Since the signing of a peace treaty with Jordan last year, the de facto lifting of the Arab boycott and the prospects of transshipment trade to Jordan and beyond, Israel has advanced an ambitious $1 billion development program to prepare its Mediterranean ports for increased trade.

The Port of Haifa, built by the British military in 1993, is likely to return to its pre-state role of facilitating the bulk of transshipment traffic eastward, since it is only 100 miles from Jordan's population centers of Amman and Zarqa, port officials say.Toward supporting transshipment to Arab destinations, infrastructure planners in Israel are considering reviving the Valley Train which, before the establishment of the state of Israel in 1948, was used to transport cargo from the Haifa eastward through what was then Transjordan.

"We have had strong interest on the part of the Jordanian private sector in shipping through Haifa and view potential in transshipping to Jordan and to Syria in the future," said Haifa Port Manager Mendl Zaltzman. Other port officials privately admit to having hosted delegations from Oman and other gulf countries that do not have diplomatic relations with Israel.

Israeli Minister of Transportation lsrael Kessar estimated that Jordanians will save $500 for each container when shipping through Israel's Mediterranean ports as opposed to Aqaba.

However, given the fact that Aqaba only handles 70,000 TEUs per year, facilitating Jordanian cargo through Israeli ports will not significantly impact operations, according to Mr. Zaltzman, who said Haifa logged 400 delay days last year, as compared with some 600 delay days in Ashdod. In 1995, the Port of Haifa is expected to handled 464,000 TEUs and the Port of Ashdod 312 TEUs.

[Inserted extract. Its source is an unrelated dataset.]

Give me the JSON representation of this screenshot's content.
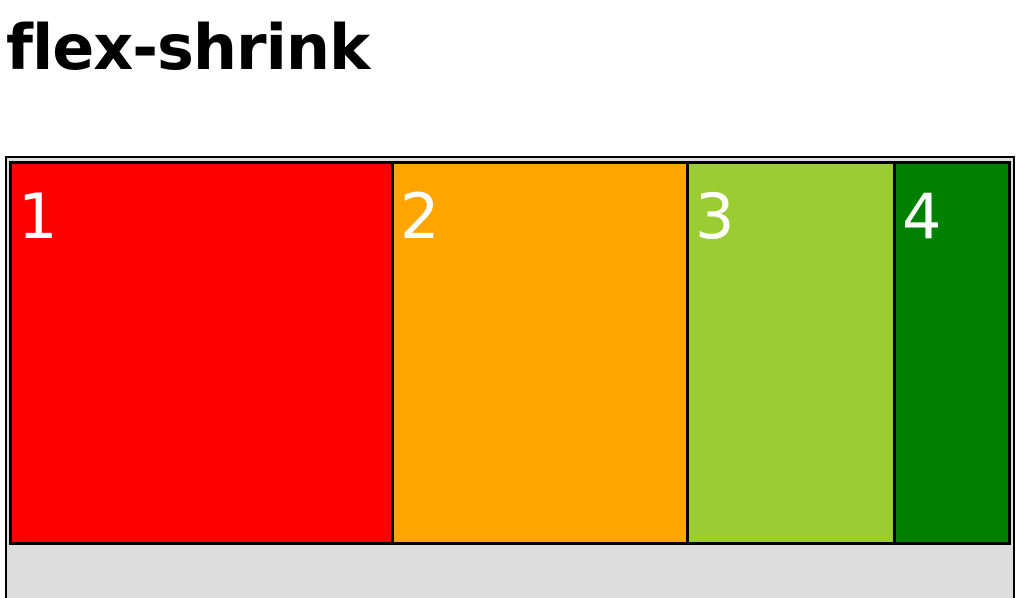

In lobbying the government for $1 billion to be spent over seven years, Mr. Kessar warned of the competition Israeli ports will face in the future from nearby Beirut, Lebanon and Syrian ports. Officials at the Israeli Ports Authority also pointed to a clause in the 1993 agreement between Israel and the Palestinian Liberation Organization which allows for a port to be built in Gaza, less than an hour drive from Ashdod.

The Israeli Port Authority predicted that increases in total tonnage handled at Haifa will far outstrip projected increases in traffic at Ashdod through the end of the decade.

Haifa expects an increase of 44 percent in the total tonnage handled by the year 2000 (from 9.6 million metric tons predicted for 1995 to 13.8 million metric tons by the year 2000). The increase in tonnage is expected to be primarily due to an increase in container traffic which, in 1992, accounted for 37.4 percent of the total tonnage.